The separation of cotton from its seed became easier and more productive, generating significantly greater amounts of clean cotton compared to a single slave's daily output. This led to rapid growth in cotton exports to the north and factories in England, reviving the southern economy. Due to increasing demand, cotton was highly valued and an increased labor flow was required to sustain production.

While many northern states abandoned slavery due to economic impracticality, the southern demand for slaves intensified as cotton became a key product sustaining economic growth. As the north urbanized and industrialized, moving towards modernity, the south relied on traditional production methods. Thus, an examination of the economy and slavery structure reveals why the south required a larger number of slaves than the north. (David Brion Davis, 26)

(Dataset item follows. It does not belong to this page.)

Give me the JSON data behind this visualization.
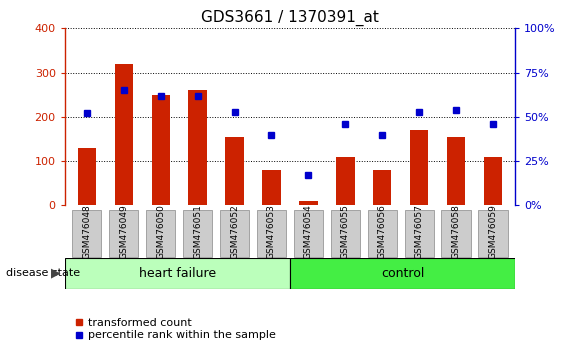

The majority of slaves in the southern states worked on plantations where they performed menial tasks such as picking cotton or harvesting tobacco. A small proportion were employed as domestic workers or craftsmen. The southern states were primarily rural and lacked the opportunities for urbanization and industrialization that were prevalent in the north. Despite this, many southerners recognized the economic benefits

of slavery and were unwilling to give it up due to the income it generated, which outweighed the expenses of feeding and housing the slaves (Fogel, Robert W, 39).

Although depletion led to a decrease in profits, the South witnessed a consistent surge in profits during the 19th century due to an increase in demand and prices for crops. Despite this, the expenses involved in maintaining slaves remained constant. The South and slave traders viewed owning slaves as a lucrative venture (Genovese, Eugene D,33). However, it is a misconception that all Southerners owned slaves; in reality, most did not.

The ability to purchase and care for multiple slaves was limited to the wealthy elites due to the high cost of acquisition and maintenance. This group included prosperous agrarian businessmen who held privileged social positions, in contrast to small-scale farmers who also utilized slave labor. These affluent individuals strongly opposed the emerging belief that slavery was morally unacceptable and continued its practice within southern culture, ultimately contributing to the Civil War against Free states in the north (Blassingame, John W, 19).

A comparison of slave ownership in the north and south may lead to the misconception that the north did not utilize slaves. However, slavery was still present in the north, albeit not to the same degree as in the south. Emancipation efforts began earlier in the north with less opposition. The concept of indentured servants presented a compromise between the unethical practice of slavery and the economic advantages of low-cost labor (Stowe 18). The primary disparity in slave necessity between the north and south was rooted in their respective economies.

The southern economy became reliant on slave labor due

to its cheap cost and lack of necessary skills for the rapidly industrializing and urbanizing region. However, the agricultural focus of the south necessitated a large supply of labor to fulfill the increasing demand for cotton and other crops in plantations. Therefore, although slave labor was ideal for the southern economy, it was not enough to fully meet their requirements.